Firmware describes computer chips that have instructional software on them that remain the same. They are either used for booting up a computer or electronic devices that always perform the same task, such as your smart refrigerator or a child’s toy. A single-task device does not need RAM to run different applications. Advanced personal computers can perform many tasks and need the RAM and extra hard drive storage to do so.
Software
Software, as mentioned above, are data that specifically tells the computer to do something—in other words, instructions. (Remember, all computer data is binary.) There are two main types of software: operating systems and applications.

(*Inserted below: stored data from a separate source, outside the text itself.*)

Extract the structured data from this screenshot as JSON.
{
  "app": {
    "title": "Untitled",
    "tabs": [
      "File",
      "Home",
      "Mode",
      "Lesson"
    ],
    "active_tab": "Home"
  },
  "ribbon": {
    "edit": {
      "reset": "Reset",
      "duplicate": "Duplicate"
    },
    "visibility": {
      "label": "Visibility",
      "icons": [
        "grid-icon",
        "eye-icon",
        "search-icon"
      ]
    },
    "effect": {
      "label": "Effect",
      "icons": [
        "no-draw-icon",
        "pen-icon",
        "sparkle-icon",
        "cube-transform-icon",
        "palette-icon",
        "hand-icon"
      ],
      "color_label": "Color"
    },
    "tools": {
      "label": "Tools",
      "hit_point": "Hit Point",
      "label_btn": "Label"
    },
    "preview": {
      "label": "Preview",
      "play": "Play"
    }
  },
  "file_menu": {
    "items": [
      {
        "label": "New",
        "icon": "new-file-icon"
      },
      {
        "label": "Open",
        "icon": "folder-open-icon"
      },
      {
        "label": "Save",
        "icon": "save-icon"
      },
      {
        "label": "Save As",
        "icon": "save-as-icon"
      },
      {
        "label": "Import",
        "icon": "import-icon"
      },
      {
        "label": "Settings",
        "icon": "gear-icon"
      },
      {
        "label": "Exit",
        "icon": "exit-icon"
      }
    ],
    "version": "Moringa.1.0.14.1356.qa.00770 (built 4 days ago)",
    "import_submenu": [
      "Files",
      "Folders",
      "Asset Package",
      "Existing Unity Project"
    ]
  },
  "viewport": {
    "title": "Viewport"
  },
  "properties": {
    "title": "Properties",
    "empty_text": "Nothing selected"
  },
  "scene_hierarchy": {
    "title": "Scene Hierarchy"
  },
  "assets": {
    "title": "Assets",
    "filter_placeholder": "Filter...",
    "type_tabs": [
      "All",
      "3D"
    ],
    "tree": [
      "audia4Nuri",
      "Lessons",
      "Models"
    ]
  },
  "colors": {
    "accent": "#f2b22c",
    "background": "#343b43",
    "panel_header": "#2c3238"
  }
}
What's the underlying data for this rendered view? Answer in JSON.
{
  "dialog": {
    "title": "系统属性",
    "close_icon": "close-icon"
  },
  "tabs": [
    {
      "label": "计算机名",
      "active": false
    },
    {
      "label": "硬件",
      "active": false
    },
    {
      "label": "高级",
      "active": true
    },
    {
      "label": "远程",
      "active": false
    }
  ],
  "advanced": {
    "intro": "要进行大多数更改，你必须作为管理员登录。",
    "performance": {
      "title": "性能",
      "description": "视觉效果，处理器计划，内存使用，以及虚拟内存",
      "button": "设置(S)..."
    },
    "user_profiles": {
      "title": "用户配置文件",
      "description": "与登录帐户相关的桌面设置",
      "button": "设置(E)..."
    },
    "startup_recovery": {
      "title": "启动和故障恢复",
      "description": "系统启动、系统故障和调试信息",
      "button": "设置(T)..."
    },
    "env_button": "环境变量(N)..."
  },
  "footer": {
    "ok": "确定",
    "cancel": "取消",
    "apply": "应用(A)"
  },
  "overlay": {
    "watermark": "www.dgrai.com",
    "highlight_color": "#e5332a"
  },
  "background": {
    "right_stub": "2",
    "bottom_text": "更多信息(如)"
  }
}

Both types of software are updatable, but apps are optional; this means they are not stored on permanent ROM chips, but long-term storage such as hard drives that can be written to.
Operating systems
An operating system (OS) is the first software loaded into the RAM during the boot process. An OS is essential for a computer to function (assuming a standard personal computer). Examples include Windows, Linux, and MacOS. This software provides three fundamental functions for the computer:
- Provide an interface
- Control hardware
- Run applications (apps)
An interface is required so a human being can interact with a computer. The hardware in a computer system would sit, dormant, without the OS to give it instructions. Applications need an operating system to run. They are a second layer of functionality. This is why when you get an application you must get the application for Windows or for MacOS; they are designed to work with a specific set of instructions that are part of the unique OS.
Applications
Applications (apps) are used to perform specific tasks. If you want to write a document, you load an app. If you want to play a game, listen to a song, edit photos, or create music—all these are tasks performed on a computer that rely on apps. You open the app (loading it into RAM) and use it for your task. When you’re done, you close or quit the app. Apps provide specific instructions to the hardware to complete your task, which is why they are also considered software.